Mit dem uralten Vicky-Leandros-Song “Ich liebe das Leben”, der mir kein Begriff war, von vielen im Saal aber laut mitgesungen wurde, machte Ralph Morgenstern weiter. Am Ende klatschte er
wie die Gehörlosen, die den Applaus immer mit hocherhobenen, wackelnden Händen anzeigten, und der Saal klatschte auf die gleiche Weise mit. 
Es war Pause, die meisten Besucher strömten ins Foyer und alle Mädchen aus den vorderen Reihen zum
seitlichen Bühneneingang, weil dort Juliette rauskam und Autogramme gab. Ich blieb auf meinem Platz sitzen und guckte zu, wie ein Pulk von Mädchen ganz eng um einen für mich
unsichtbaren Mittelpunkt stand und immer wieder Blitzlichter aufleuchteten.

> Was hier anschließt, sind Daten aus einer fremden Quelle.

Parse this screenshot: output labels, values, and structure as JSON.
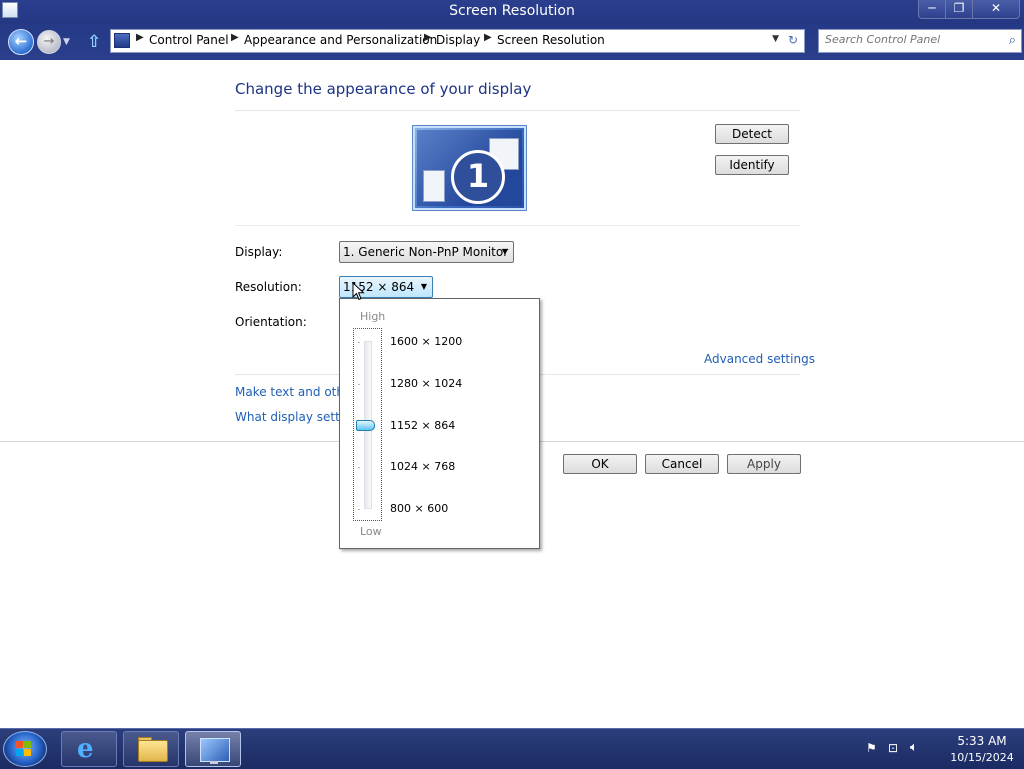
{
  "window": {
    "title": "Screen Resolution",
    "controls": {
      "minimize": "─",
      "maximize": "❐",
      "close": "✕"
    }
  },
  "nav": {
    "breadcrumbs": [
      "Control Panel",
      "Appearance and Personalization",
      "Display",
      "Screen Resolution"
    ],
    "search_placeholder": "Search Control Panel",
    "icons": [
      "back-icon",
      "forward-icon",
      "up-icon",
      "refresh-icon",
      "search-icon"
    ]
  },
  "main": {
    "heading": "Change the appearance of your display",
    "monitor_number": "1",
    "detect_label": "Detect",
    "identify_label": "Identify",
    "display_label": "Display:",
    "display_value": "1. Generic Non-PnP Monitor",
    "resolution_label": "Resolution:",
    "resolution_value": "1152 × 864",
    "orientation_label": "Orientation:",
    "advanced_settings": "Advanced settings",
    "link_make_text": "Make text and other",
    "link_what_settings": "What display setting",
    "ok_label": "OK",
    "cancel_label": "Cancel",
    "apply_label": "Apply"
  },
  "resolution_popup": {
    "high_label": "High",
    "low_label": "Low",
    "options": [
      "1600 × 1200",
      "1280 × 1024",
      "1152 × 864",
      "1024 × 768",
      "800 × 600"
    ],
    "selected": "1152 × 864"
  },
  "taskbar": {
    "apps": [
      "Internet Explorer",
      "File Explorer",
      "Screen Resolution"
    ],
    "time": "5:33 AM",
    "date": "10/15/2024"
  },
  "colors": {
    "titlebar": "#2b3f8f",
    "heading": "#1e3287",
    "link": "#1f5fb5",
    "taskbar": "#1b2a62"
  }
}
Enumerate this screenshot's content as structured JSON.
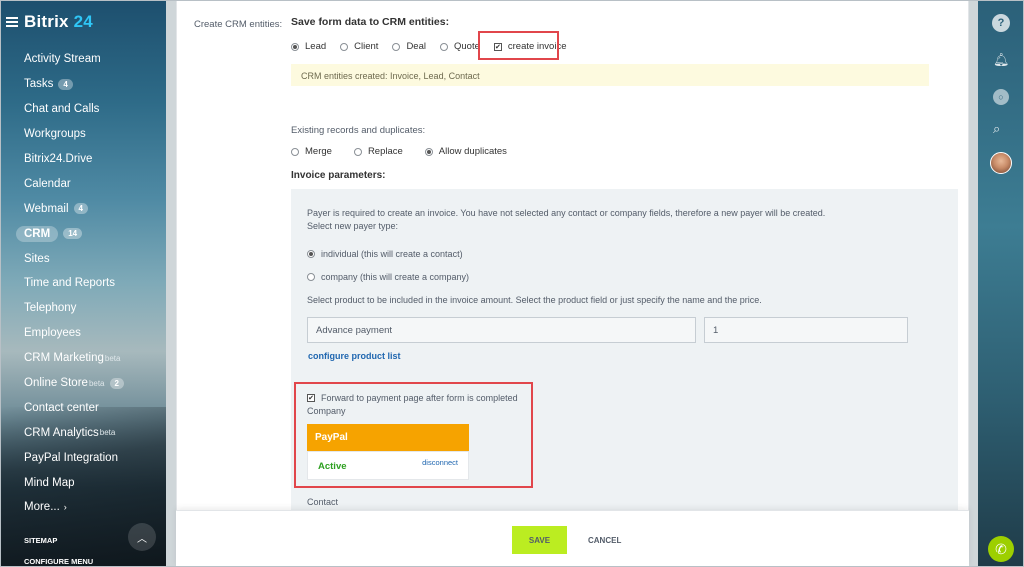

Leider ging es nach der Pause im Programm weiter, bevor alle Besucher wieder im Saal waren. Das
war natürlich unruhig, und während Ulla Kock am Brink schon das weitere Programm moderierte, blieb ein Saallicht an, und die Zuschauer begaben sich zu ihren Plätzen. Auch manche
Unterhaltung war noch nicht zu Ende geführt, so dass es schon störte, bis alles ruhig war. Den ersten Programmpunkt startete die Band, bei der ein Alphorn die Leadstimme von “Dschingis Khan”
spielte. Das 70er-Jahre-kundige Publikum setzte passend mit “Ha-ha-ha-haaa!” und “Ho-ho-ho-hoooo!” ein und hatte Spaß. Auch wenn es etwas ungewöhnlich war, das Alphorn war
knallelaut und wurde supergut und sehr sauber gespielt. Dass ich allerdings bei “Dschingis Khan” mal begeistert mitsingen würde, hätte ich vor einigen Jahren auch nicht gedacht.
 Bernd von Fehrn wurde anschließend zur Verschmelzung von Benny + Björn und zusammen mit Dirk Bach und Georg Ücker zu ABBA. “Mamma Mia” schallte laut durch den Saal, und es wurde
schräg, denn “Agnetha” und “Ana-Frid” hatten heiße, pinkfarbene Kostüme und hohe Stiefel an. Beide hatten offenherzige Einsätze im Oberteil, durch die bei
Georg Ücker die Brust, bei Dirk Bach eher der Bauch zu sehen war. Sehr witzig.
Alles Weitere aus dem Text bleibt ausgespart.